Thursday, January 1, 2015

Still Suffering in Pain, Why?

Namaste to all
It is Saturday, after Thanksgiving, and I am still here in bed alone in pain.  Yesterday, black Friday when everyone is out shopping having fun, or not fighting the crowds, I was in all day, in bad pain still.  I couldn't lay in bed all day, not being in my own "home", so I did some computer stuff, listened to some Teal videos, and rested in between.  Teal even had a new video that spoke about the pain in our bodies, how to identify where the pain is coming from, because she feels it is always emotional, always old emotional stuff.  Its crazy that she always seems to be "talking" to me, through her videos and blogs, things I need to hear exactly at that time.  She is so aware and connected to all of us, always seeming to know how much we are suffering.  She must have heard my cries, because I have been crying out to her for help, and then it came from her through her Podcast.  I am so grateful and thankful for her words, her knowledge, and her compassion for the humans here on earth to help us out of our suffering!  She explained how the pain in our body does come from our emotions, always.  So, to go into that pain and figure out what it is about.  She explained how neck pain is related to resentment, so I need to go inside and figure out where that is coming from.  My stomach has been hurting for days as well, so I have a lot of work to do, going back to the past to find out where it is from.  The problem for me is usually I see the same memories, new ones do not come up.  But, if I have been back there and healed my inner child from that time, I am wondering why I tend to see the same visions.  I will set some time aside to work on this, but not today.
I could not lay in bed and rest like I usually do, that made me too depressed, thinking about everything I am upset about.  I am especially upset about my finances, not having any income coming in at the moment, and trying to figure out how.  I do have a lot I love to do, it's just getting it all in the works, and that is the hard part.  I have written some children's books I need illustrated, I started my book on my Journey to Self Love, I am a Reiki Practitioner, and an Angel and Oracle Card Reader, a Young Living Oil distributor, a children's yoga instructor, and a Donna Eden Energy Instructor, and would love to find an abundance of financial wealth in any of these areas.  But, like I said, it's about getting any of them started, and that is where I get stuck and need help.  So, I have asked the Universe and my Guides to help send me opportunities to use my talents, and follow my life purpose, but I can't seem to do it alone.  I have always in the past had many dreams, but for them to come to completion has not happened yet.  I have wanted to write a book since I can imagine, and will have it published someday.
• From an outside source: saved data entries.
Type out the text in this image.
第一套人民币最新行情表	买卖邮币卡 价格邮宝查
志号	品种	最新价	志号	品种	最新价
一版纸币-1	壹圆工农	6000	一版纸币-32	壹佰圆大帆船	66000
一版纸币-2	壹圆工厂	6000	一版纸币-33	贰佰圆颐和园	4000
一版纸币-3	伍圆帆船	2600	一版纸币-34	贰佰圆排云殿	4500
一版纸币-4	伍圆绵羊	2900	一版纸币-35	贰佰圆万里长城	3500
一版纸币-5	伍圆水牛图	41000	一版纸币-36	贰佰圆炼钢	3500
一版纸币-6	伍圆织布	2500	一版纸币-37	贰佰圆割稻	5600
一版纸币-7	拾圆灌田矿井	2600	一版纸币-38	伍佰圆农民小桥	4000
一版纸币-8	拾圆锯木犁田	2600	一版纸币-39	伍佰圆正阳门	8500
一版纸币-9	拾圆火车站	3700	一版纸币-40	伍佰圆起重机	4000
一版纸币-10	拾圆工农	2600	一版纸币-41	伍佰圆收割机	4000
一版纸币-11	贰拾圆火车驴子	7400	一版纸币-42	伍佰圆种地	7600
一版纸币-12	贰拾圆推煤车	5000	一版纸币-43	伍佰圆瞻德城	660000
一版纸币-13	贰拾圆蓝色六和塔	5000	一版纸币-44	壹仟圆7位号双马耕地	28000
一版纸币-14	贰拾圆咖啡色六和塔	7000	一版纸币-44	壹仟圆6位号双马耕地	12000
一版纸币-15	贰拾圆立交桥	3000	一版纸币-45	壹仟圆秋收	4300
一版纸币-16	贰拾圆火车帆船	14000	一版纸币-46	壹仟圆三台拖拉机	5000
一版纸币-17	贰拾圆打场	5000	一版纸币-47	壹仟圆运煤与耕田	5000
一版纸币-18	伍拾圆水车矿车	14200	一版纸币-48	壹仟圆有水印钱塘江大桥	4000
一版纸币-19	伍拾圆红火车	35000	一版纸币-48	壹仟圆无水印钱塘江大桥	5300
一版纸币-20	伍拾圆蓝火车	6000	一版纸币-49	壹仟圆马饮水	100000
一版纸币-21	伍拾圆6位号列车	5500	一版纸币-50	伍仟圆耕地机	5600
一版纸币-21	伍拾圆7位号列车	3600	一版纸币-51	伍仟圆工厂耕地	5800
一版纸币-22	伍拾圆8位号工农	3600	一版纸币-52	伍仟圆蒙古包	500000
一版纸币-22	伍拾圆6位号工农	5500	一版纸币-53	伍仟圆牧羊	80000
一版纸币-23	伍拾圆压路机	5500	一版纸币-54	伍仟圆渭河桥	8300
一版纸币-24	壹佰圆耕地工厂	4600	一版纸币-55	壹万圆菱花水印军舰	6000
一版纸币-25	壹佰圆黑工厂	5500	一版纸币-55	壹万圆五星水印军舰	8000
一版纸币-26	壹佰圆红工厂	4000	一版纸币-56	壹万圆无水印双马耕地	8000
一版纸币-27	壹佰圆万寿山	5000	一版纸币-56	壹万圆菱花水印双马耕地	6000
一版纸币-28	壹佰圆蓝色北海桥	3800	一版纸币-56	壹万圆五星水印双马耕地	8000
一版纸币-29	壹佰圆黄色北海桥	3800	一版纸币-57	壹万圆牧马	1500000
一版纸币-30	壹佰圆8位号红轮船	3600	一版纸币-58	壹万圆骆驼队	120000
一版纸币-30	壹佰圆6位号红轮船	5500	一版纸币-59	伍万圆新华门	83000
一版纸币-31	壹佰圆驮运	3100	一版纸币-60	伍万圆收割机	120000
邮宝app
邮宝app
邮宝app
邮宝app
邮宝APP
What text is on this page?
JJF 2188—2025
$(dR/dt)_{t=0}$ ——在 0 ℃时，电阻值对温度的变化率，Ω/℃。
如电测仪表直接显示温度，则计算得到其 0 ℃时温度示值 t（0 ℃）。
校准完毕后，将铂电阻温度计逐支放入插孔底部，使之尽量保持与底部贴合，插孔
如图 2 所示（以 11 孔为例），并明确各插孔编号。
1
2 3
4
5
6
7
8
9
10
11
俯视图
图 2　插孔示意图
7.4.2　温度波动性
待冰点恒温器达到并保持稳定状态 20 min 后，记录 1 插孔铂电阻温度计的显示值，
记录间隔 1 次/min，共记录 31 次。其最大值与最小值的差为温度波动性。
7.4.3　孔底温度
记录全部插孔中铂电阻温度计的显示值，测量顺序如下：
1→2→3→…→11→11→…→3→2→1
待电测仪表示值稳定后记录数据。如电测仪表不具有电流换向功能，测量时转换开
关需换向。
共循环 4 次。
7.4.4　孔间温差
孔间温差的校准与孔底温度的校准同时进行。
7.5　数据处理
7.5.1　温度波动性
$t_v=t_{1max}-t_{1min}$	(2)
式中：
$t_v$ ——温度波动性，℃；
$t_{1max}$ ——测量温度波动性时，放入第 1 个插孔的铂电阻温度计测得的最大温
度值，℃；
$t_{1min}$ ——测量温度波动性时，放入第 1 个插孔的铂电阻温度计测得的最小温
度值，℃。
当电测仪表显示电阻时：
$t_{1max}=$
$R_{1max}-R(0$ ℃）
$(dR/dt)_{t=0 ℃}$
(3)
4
Today I need to get out of the house, being in all day yesterday in pain was truly depressing.  It made me cry about everything, especially about having to live without my children and missing them so much.  I want to live near them so I can just stop by here in there quickly, not always having to plan a day and stay for hours.  I know now is not the time to make serious decisions, so I will wait and see how I feel when my pain has subsided.  I have errands to run, and want to get to my brothers to get my plants from his garage so they don't die.  They have been calling me to get them, so I will.  I was worried my brother here wouldn't want them, but I need them around me now.  They comfort me and give me energy, and that is nourishing to me now.  The problem is I am still in so much pain and don't want to do anything, and I am sad during this Thanksgiving break that I am inside in so much pain!
I pretty much hate life right now, hate everything I have done, and hate being alone without my children.  What is the point of life anymore and to live?  I truly don't see too much point in it right now, can't seem to see the light at the end of the tunnel.  I have felt so sad, so sad I don't even want to write.
I am going to get in the tub now, and don't even want to.  To try to start my day and get outside, for I don't even know what.  I want my family back, my husband, my children, my home, my family unit, my security, my safe place to be.  We take so much for granted, especially our families.  Look at what I had and lost, I ruined my children's lives by our divorce, and broke my heart and my husbands heart along the way.  I am not happy at all.